The chic, modern restaurant with French-inspired décor opens up to Orange Avenue, perfect for people watching, that doles out generous portions of their housemade pretzels and cheese fondue along with other popular items like seared ahi tuna on sticky rice and seasonal spritzes like Jane's Aperol.

It provides all-day breakfasts and popular diner classics such as coffee, biscuits 'n' gravy, short-stacks, huevos rancheros, and chicken waffles from morning until 10 p.m. complete with cherry red bar stools at the counter that will transport you to another era.
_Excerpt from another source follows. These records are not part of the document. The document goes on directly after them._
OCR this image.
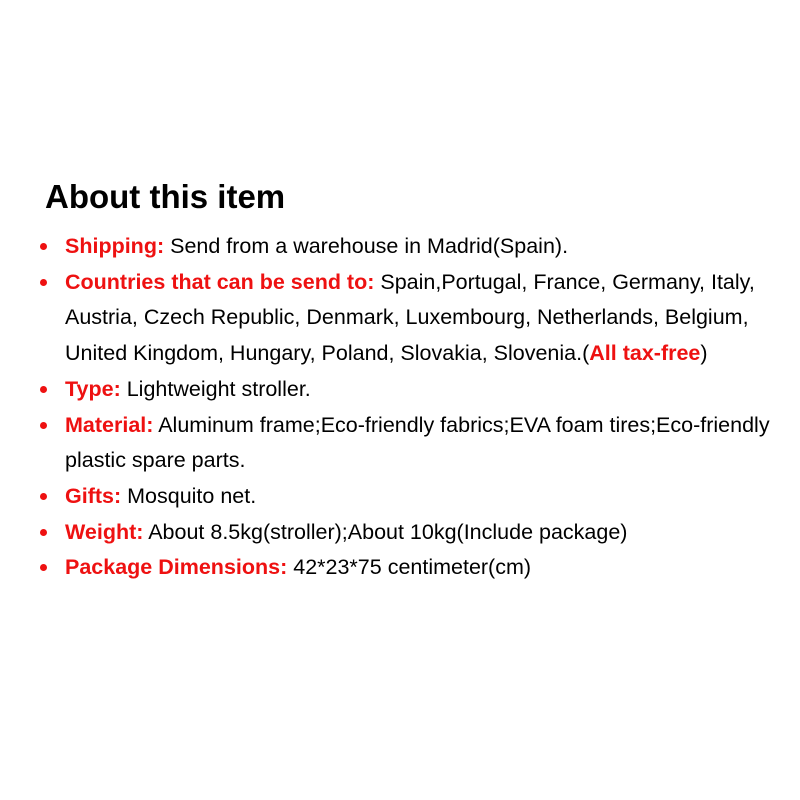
About this item
Shipping: Send from a warehouse in Madrid(Spain).
Countries that can be send to: Spain,Portugal, France, Germany, Italy, Austria, Czech Republic, Denmark, Luxembourg, Netherlands, Belgium, United Kingdom, Hungary, Poland, Slovakia, Slovenia.(All tax-free)
Type: Lightweight stroller.
Material: Aluminum frame;Eco-friendly fabrics;EVA foam tires;Eco-friendly plastic spare parts.
Gifts: Mosquito net.
Weight: About 8.5kg(stroller);About 10kg(Include package)
Package Dimensions: 42*23*75 centimeter(cm)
The Turk is regarded as an Indian hero in a display at Albuquerque's Indian Pueblo Cultural Center because his disinformation led Vázquez de Coronado onto the Great Plains and thus relieved the beleaguered pueblos of Spanish depredations for at least a few months.

A string of Indian settlements built near what is now west-central New Mexico (near the Arizona border) by the Zuni Pueblo tribes inspired tales of the Seven Golden Cities of Cíbola, the mythic empire of riches that Francisco Vázquez de Coronado was seeking in his expedition of 1540-42.